Traduction par Hélène Hart.
Stock (p. 29-32).


LES APPELS D’AMRITSAR[1]


Ces appels ont été rejetés malgré la plaidoirie du meilleur avocat. Le Conseil Privé a confirmé une procédure illégale. Je dois avouer que le jugement ne m’a pas autrement surpris, quoique les réflexions du jury pendant la plaidoirie de Sir John Simon laissassent espérer un verdict favorable. Les jugements prononcés par les plus Hautes Cours, si j’en juge par l’étude des procès politiques, se laissent volontiers influencer par de subtiles considérations politiques. Les précautions les plus compliquées pour arriver à se maintenir dans un esprit purement juridique disparaissent forcément, aux moments critiques. Le Conseil Privé ne saurait être exempt des limitations inhérentes à toutes les institutions humaines qui ne valent que pour des conditions normales. Une décision favorable pour le peuple aurait eu comme conséquence d’exposer le Gouvernement Indien à une extrême déconsidération, dont il lui eût été très difficile de se relever, de toute une génération.

On peut juger de la signification politique de l’événement par ce fait qu’aussitôt la nouvelle parvenue à Lahore, tous les préparatifs commencés pour la réception de Lala Lajpatrai furent décommandés et que le bruit courut que la capitale du Pendjab était en grand deuil. Un discrédit plus profond frappe donc le Gouvernement par suite de ce jugement, car à tort ou à raison l’opinion populaire considérera que, sous la Constitution Britannique, il n’existe pas de justice lorsque d’importantes considérations politiques ou de race entrent en jeu.

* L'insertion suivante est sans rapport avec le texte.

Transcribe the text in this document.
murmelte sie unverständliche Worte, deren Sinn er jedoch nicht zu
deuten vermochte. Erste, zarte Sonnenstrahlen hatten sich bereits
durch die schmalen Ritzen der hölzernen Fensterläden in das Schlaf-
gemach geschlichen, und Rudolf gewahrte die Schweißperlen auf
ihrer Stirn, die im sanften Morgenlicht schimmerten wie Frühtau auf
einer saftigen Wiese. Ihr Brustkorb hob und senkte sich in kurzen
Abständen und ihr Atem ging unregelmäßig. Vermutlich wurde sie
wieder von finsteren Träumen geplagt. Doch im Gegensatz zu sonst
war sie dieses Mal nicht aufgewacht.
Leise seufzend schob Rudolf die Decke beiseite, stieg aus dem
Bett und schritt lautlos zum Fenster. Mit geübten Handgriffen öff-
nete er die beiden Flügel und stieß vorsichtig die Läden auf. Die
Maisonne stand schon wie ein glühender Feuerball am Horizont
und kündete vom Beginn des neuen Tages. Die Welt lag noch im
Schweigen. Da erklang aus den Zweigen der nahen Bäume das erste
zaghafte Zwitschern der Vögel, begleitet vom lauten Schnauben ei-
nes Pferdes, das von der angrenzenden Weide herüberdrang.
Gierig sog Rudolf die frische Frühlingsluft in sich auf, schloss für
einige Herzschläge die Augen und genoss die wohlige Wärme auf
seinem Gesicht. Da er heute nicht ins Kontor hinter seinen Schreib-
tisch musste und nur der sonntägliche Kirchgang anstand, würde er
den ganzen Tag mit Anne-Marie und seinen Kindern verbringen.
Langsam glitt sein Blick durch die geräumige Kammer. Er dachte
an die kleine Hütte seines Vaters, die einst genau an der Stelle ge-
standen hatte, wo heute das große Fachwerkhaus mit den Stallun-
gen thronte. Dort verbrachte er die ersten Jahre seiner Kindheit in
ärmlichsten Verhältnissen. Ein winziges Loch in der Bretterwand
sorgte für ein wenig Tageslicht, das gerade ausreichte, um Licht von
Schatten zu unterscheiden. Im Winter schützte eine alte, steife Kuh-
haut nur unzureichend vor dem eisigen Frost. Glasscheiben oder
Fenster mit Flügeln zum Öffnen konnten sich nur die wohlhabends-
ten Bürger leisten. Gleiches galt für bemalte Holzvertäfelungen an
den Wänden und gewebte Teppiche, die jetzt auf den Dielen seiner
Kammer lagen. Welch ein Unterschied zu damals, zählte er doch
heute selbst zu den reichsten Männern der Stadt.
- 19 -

Il n’y a qu’une seule manière d’éviter la catastrophe. L’esprit humain et en particulier l’esprit indien est sensible à la générosité. J’espère que le Gouvernement du Pendjab ou le Gouvernement Central annulera immédiatement, sans qu’une agitation ou des pétitions soient nécessaires, les condamnations à mort et, s’il y a la moindre possibilité, rendra en même temps la liberté à tous ceux qui ont fait appel. D’abord et ainsi que je l’ai déjà dit, deux considérations d’égale importance le demandent : premièrement, gagner à nouveau la confiance du public, secondement, obéir textuellement à la Proclamation Royale. Cet important document politique ordonne la mise en liberté de tous les délinquants politiques quand elle ne saurait être un danger pour la société. Personne ne peut dire que les vingt-et-un condamnés qui ont fait appel seraient d’une façon quelconque un danger pour la société s’ils recouvraient leur liberté. Jamais ces hommes n’avaient commis de crimes auparavant ; la plupart d’entre eux étaient considérés comme des citoyens paisibles et respectables. On ne leur connaissait point d’attaches avec des sociétés révolutionnaires. S’ils ont commis un crime quelconque, ce fut sous l’impulsion du moment et devant ce qui leur paraissait une grave provocation. D’autre part, le public est persuadé que la majorité des condamnations des tribunaux militaires ne s’appuyaient sur aucune preuve satisfaisante. Aussi, j’espère que le Gouvernement qui a bien agi en rendant la liberté aux délinquants politiques, même lorsque ces derniers avaient été pris sur le fait, n’hésitera pas à rendre la liberté à ceux qui ont fait appel, et méritera ainsi le bon-vouloir de l’Inde entière. L’acte généreux accompli à l’heure du triomphe est celui qui a le plus de valeur. Et pour le peuple, ce refus de tenir compte de l’appel des condamnés a été considéré comme un triomphe du Gouvernement.

Je demanderai donc respectueusement aux amis du Pendjab de ne point perdre courage. Il faut nous préparer avec calme au pire. Si les condamnations sont justes, si ceux qui ont été condamnés se sont rendus coupables de meurtre, ou d’incitation au meurtre, pourquoi échapperaient-ils au châtiment ? S’ils n’ont point commis les crimes qu’on leur reproche, ce qui est le cas pour la plupart d’entre eux, nous en sommes persuadés, pourquoi échapperions-nous au sort de tous ceux qui veulent s’élever plus haut ? Si nous avons voulu nous élever, pourquoi craindrions-nous le sacrifice ? Aucune nation ne s’est jamais élevée sans faire de sacrifices, et l’on ne saurait parler de sacrifice que s’il y a innocence, et non crime.

3 mars 1920.

  1. Une vingtaine des victimes de l’application de la loi martiale au Pendjab firent appel au Conseil Privé, déclarant que le Vice-roi n’avait pas le pouvoir nécessaire pour en décréter les ordonnances et que le jugement des Tribunaux exceptionnels était irrégulier.